A few days after the coup, some of the boys from the Heimatschutz caught wind of Berghuber’s whereabouts. Unlike the other Nazis who they had peacefully taken in, Berghuber was clubbed to death. This act of needless brutality once more shocked and divided the townsfolk. They were split not so much on their allegiance towards the Nazis, but based on their personal relation to those involved on either side of the murder. Repressed for a decade, the old family-based way of life was once more reasserting itself as the fundamental driver of village politics.
Those who sided with Berghuber asserted that the Heimatschutz had devolved into a band of robbers. They controlled all the roads in and out of town, stood people over for what they had, and hoarded precious food and supplies for themselves. Now they arrogated for themselves the power to determine who was and was not a Nazi, sometimes based on nothing more than petty vengeance, and at thsi critical hour when the Allies were rolling into town.
Was Berghuber simply doing his duty as a policeman in confronting an outlaw? Or had he gotten what he and the rest of the Nazis deserved? What emerges from this book is that the line between the two is not always certain. Some joined the Nazi party because they believed in its vision of the world. Others thought they could work within the new system, lessening its worse parts while contributing to its better parts. Others joined as a matter of survival. And others simply went along with it.
There may have been an end to the fighting, but hunger, extrajudicial violence, and unfair judgements were still widespread. Millions of Germans had been expelled from Eastern Europe (many of them had lived there for centuries) and began to flood small towns like Oberstdorf. The process of denazification was not—could probably never be—a smooth and complete one. It punished some people who only did what they had to to survive; and it allowed others to walk free who had committed numerous crimes.

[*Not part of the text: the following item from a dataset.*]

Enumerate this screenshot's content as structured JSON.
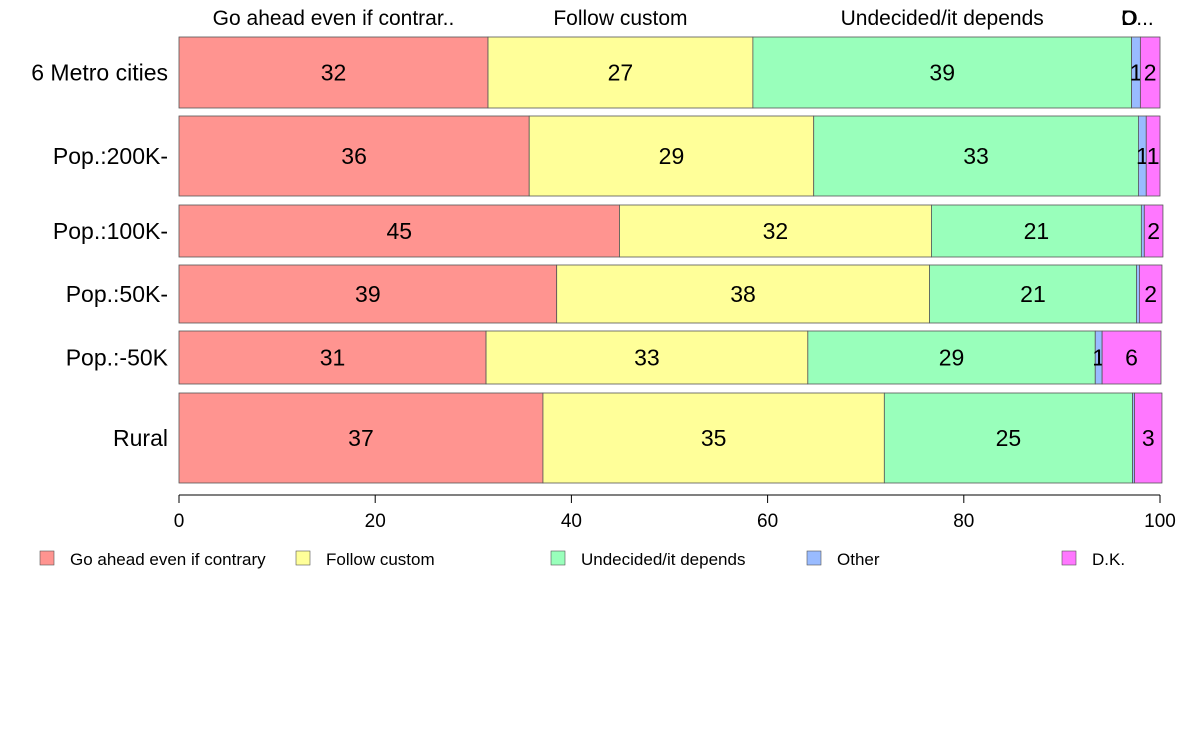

There is a desperation and difficulty to the lives of everyone in this book. Julia Boyd wonderfully relates the difficult decisions they had to make from day-to-day. Without books like this, we tend to think of wars and history only in abstract terms, such as the ideas that are in conflict. World War II is too often reduced to a simple morality fable about the triumph of liberal democracy over fascism, of good over evil. By showing us in very personal, relatable terms just how ordinary people navigated these convulsions, Julia Boyd succeeds in capturing the humanity of those who fought on the “bad side”, and reminds us above all of war’s unnegotiable collateral cost.